NitroSecurity announced new product capabilities to manage the security imperatives associated with smart grid deployments.
NitroSecurity’s NitroView is already the only SIEM capable of providing real-time visibility across both the business and Supervisory Control and Data Acquisition (SCADA) networks within energy utilities.
The new version includes additional support for the specific devices, protocols and applications in intelligent distribution and metering, and expanded capabilities to collect and analyze the extreme breadth and volume of Smart Grid data.
Smart Meters and other connected systems represent an exponential increase in endpoints – and associated data – that require monitoring by a platform that can scale and process this massive volume. NitroView 8.5 includes:
- Support for the unique identifiers and addresses used in the smart grid, such as the Electronic Serial Numbers (ESNs) used in advanced meters.
- Direct log and event collection from leading smart grid devices, including meters and metering systems providing centralized log collection and analysis for true situational awareness.

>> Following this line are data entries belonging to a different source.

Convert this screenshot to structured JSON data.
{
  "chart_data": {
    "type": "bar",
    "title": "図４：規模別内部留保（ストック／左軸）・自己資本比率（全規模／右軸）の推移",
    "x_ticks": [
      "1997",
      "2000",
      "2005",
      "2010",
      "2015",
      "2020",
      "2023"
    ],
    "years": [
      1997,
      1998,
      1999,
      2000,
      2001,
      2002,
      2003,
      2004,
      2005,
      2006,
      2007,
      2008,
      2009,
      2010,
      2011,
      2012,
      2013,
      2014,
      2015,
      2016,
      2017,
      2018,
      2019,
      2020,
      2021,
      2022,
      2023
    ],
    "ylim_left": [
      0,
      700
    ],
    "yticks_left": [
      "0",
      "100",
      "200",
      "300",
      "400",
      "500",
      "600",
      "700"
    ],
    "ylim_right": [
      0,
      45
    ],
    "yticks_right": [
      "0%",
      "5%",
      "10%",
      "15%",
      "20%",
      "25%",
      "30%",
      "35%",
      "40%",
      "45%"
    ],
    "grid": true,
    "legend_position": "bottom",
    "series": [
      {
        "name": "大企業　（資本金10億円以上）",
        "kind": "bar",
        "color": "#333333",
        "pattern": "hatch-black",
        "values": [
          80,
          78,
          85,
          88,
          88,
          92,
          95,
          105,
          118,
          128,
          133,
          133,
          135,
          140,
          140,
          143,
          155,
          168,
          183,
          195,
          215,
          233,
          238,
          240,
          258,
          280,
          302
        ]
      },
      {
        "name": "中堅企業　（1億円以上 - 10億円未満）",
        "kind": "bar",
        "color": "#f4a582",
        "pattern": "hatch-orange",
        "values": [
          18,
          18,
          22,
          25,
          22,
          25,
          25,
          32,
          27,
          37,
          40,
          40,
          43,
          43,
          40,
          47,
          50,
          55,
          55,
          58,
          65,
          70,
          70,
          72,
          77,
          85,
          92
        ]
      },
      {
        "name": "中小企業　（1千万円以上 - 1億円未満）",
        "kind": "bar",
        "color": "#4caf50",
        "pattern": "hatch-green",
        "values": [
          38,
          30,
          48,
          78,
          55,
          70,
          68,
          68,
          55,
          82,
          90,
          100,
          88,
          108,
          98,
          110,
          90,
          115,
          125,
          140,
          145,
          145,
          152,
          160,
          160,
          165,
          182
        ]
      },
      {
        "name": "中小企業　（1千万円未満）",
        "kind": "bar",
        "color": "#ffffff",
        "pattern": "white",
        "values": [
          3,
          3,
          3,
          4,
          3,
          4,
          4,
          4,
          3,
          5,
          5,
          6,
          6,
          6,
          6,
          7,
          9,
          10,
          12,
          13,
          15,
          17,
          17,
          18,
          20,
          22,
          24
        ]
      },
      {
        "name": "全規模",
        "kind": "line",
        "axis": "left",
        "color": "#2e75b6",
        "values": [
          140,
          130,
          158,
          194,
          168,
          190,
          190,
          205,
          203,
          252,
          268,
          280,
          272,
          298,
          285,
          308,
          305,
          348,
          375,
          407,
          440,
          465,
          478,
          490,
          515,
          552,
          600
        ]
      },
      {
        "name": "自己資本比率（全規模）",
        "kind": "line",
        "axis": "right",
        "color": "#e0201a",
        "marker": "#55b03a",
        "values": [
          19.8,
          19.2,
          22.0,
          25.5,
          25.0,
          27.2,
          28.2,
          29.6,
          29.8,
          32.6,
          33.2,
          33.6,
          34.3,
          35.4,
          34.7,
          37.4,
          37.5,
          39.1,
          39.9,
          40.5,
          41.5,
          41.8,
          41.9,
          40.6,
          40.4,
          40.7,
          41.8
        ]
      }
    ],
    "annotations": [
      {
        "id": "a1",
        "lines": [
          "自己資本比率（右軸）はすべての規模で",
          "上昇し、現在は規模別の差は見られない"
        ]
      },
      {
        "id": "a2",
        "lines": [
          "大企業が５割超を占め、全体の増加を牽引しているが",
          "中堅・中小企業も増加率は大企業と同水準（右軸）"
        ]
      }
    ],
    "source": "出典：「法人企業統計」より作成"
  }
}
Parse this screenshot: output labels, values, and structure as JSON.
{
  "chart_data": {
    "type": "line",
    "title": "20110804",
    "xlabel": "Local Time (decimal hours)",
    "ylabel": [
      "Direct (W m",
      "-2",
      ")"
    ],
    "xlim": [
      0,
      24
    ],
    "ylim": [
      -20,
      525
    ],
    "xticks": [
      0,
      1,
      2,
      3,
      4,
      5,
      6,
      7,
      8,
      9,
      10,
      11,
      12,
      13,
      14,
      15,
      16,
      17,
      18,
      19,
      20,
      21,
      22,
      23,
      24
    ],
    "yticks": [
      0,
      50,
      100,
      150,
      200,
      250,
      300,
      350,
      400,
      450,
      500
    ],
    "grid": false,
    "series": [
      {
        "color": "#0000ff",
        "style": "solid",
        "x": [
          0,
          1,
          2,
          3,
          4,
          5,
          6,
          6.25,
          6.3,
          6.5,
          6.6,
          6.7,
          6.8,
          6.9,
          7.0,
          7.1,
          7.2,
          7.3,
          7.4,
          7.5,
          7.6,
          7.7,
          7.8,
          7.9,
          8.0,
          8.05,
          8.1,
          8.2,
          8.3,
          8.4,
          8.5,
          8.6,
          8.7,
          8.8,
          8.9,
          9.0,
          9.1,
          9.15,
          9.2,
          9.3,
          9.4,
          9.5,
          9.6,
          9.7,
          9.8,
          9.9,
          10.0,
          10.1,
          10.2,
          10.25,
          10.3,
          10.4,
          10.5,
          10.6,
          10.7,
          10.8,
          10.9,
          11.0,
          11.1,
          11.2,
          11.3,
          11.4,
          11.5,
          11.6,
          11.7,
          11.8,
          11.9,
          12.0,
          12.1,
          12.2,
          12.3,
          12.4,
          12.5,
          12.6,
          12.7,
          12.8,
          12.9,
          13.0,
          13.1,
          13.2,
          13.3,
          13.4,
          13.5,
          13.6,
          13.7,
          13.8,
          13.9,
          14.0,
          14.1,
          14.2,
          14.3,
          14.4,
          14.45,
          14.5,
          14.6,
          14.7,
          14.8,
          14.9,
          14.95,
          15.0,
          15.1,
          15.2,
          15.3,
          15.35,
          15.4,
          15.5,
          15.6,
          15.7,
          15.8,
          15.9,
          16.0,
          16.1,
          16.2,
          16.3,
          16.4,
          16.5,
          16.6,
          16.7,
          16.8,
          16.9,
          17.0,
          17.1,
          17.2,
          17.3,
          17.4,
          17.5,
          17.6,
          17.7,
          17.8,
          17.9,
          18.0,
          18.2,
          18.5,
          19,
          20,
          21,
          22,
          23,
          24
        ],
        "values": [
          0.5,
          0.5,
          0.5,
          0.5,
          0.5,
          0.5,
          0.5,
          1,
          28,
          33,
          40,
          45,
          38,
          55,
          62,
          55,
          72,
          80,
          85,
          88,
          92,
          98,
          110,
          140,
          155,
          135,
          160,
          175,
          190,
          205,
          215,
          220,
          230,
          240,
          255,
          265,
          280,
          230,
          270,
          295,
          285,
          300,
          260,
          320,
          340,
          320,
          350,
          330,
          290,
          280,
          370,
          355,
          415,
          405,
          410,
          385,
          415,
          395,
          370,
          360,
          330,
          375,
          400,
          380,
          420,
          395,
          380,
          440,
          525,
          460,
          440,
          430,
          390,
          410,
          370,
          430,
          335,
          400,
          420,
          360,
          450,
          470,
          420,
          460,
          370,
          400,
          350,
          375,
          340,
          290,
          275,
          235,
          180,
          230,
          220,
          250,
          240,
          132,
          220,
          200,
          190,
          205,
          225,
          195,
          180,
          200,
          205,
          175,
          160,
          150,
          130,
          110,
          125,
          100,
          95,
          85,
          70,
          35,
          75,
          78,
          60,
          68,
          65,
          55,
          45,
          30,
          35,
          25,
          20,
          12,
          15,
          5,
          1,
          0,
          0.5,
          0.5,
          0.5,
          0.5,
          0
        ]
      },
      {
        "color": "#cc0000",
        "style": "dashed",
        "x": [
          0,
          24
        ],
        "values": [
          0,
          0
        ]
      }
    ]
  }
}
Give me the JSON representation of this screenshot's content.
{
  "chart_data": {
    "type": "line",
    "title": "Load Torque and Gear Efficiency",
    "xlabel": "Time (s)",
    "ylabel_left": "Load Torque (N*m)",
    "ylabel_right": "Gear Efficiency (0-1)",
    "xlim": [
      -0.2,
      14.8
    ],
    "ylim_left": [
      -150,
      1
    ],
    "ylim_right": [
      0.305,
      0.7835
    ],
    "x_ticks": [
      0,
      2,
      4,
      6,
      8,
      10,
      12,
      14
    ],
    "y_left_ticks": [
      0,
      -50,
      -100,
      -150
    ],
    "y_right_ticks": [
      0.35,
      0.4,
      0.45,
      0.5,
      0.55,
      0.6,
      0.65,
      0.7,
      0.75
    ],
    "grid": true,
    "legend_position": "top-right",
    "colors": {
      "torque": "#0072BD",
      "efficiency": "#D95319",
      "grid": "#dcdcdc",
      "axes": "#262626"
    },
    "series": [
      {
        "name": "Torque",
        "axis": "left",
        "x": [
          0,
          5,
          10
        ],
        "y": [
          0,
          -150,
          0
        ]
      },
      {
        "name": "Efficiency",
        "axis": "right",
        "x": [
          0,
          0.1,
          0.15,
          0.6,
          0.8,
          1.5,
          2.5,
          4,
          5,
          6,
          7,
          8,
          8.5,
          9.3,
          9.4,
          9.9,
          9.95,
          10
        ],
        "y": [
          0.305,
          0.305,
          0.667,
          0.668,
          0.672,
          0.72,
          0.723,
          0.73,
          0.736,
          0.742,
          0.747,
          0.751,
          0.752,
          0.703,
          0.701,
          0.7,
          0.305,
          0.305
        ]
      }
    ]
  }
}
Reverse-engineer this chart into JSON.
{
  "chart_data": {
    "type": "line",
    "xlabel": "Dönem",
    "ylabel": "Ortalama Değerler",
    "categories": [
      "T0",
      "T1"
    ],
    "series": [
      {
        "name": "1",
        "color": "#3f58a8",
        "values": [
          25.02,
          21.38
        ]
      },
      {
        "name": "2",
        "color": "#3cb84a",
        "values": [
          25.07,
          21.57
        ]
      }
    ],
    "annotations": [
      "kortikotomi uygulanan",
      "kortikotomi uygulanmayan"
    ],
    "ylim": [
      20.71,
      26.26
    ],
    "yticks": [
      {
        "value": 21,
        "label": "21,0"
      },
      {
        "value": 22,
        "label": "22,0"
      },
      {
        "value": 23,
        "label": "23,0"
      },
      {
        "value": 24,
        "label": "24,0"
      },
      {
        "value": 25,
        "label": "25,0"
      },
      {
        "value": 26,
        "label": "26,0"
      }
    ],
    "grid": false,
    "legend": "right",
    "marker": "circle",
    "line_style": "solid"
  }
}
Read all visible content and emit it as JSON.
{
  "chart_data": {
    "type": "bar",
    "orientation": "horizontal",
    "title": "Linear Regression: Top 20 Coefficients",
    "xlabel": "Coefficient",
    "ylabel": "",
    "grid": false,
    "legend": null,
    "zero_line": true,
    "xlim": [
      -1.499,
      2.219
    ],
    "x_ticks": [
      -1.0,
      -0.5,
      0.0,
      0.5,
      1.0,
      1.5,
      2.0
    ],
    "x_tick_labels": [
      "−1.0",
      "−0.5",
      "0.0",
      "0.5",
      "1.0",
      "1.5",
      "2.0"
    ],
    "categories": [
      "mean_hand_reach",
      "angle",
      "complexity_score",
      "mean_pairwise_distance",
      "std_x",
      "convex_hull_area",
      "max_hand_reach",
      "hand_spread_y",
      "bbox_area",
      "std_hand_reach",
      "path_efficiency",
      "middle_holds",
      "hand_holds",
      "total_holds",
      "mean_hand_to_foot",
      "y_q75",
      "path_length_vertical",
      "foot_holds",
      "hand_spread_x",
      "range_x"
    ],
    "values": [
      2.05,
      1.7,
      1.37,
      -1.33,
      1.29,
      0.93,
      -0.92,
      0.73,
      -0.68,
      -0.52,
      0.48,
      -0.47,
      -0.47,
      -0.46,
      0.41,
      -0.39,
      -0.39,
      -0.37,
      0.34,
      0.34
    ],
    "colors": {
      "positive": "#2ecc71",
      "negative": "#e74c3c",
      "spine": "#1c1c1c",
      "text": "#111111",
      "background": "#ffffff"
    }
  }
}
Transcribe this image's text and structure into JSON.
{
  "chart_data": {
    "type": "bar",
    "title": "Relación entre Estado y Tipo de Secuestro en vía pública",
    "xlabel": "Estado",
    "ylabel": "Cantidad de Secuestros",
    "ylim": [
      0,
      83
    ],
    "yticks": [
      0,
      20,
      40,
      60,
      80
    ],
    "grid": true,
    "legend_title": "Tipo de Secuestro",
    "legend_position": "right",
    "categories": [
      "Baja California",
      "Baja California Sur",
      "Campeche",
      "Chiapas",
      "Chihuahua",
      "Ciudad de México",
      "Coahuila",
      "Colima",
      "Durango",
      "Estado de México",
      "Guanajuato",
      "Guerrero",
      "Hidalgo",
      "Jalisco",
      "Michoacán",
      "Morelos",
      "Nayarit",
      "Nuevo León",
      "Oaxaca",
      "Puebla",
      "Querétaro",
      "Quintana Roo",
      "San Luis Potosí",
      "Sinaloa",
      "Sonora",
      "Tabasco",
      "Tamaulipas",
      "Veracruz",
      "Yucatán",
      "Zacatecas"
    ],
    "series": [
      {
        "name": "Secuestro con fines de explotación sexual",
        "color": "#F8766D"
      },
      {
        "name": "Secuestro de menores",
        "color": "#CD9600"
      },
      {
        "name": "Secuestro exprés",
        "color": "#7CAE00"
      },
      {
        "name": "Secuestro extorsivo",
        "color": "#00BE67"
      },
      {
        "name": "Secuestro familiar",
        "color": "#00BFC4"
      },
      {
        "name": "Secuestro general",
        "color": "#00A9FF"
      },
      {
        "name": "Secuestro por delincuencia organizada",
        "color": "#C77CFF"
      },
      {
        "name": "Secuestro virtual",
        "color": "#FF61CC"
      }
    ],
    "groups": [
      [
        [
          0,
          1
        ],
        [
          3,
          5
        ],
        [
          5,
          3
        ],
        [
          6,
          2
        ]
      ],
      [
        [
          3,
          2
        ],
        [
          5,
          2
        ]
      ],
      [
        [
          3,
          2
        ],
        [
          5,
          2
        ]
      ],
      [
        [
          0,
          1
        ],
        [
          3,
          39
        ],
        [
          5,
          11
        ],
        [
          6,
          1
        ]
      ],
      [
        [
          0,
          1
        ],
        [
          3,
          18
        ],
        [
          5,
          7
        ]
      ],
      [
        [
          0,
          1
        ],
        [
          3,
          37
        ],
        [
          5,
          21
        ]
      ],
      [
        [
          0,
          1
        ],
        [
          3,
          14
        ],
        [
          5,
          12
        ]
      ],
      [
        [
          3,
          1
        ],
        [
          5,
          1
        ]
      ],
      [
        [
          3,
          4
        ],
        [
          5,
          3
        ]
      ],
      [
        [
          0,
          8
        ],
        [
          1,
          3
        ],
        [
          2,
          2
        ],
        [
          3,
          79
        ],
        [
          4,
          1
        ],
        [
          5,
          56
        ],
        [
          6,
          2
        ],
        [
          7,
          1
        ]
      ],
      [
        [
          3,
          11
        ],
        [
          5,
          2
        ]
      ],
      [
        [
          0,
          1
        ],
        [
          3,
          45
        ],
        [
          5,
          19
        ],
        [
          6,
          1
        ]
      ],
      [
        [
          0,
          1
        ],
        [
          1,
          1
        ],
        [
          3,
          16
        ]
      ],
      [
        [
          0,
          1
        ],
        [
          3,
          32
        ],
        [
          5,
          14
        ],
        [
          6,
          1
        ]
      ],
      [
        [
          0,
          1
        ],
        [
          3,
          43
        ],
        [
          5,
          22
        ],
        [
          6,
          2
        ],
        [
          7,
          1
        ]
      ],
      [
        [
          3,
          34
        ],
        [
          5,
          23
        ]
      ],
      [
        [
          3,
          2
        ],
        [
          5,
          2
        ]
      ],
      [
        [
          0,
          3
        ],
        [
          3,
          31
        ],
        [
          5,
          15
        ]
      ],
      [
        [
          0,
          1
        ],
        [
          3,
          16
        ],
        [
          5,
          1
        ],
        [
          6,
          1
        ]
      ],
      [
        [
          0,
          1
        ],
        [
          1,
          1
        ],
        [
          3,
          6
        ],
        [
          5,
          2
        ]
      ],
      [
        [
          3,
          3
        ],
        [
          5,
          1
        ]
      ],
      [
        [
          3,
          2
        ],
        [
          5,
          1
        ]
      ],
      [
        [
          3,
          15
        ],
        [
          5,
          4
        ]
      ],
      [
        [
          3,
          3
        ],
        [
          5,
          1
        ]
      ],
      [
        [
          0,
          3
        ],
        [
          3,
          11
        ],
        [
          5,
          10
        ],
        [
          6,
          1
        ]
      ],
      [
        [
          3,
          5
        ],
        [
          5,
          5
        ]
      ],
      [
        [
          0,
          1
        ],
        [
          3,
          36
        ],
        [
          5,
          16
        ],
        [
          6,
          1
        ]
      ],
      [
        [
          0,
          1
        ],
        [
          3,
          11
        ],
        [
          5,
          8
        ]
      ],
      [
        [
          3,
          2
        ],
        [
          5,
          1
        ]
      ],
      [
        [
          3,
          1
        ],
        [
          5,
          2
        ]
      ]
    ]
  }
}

- Support for specialized industrial security devices from Secure Crossing, Byres Security and others to support direct security monitoring within the transmission and distribution infrastructure.
- Direct monitoring support for both industrial and enterprise network protocols within NitroView ADM and NitroGuard IPS to provide security at the demarcation between the smart grid and enterprise business networks.
- Expanded NitroView Receiver collection capabilities to support the hundreds of thousands of monitored meters and other devices in a smart grid.
While the smart grid presents tremendous opportunities for new service creation, cost control and environmental concerns, this new intelligence is a massive increase in complexity and vulnerability, dissolving the power generation infrastructure’s closed “perimeter.”
Everything from Smart Meters to Smart Grid billing systems are potential intrusion vectors through which attackers could access SCADA controls, financial systems, customer records and even external business networks. Most smart grid elements were not built with direct security threats in mind, requiring external security devices to be added or created specifically for this new challenge.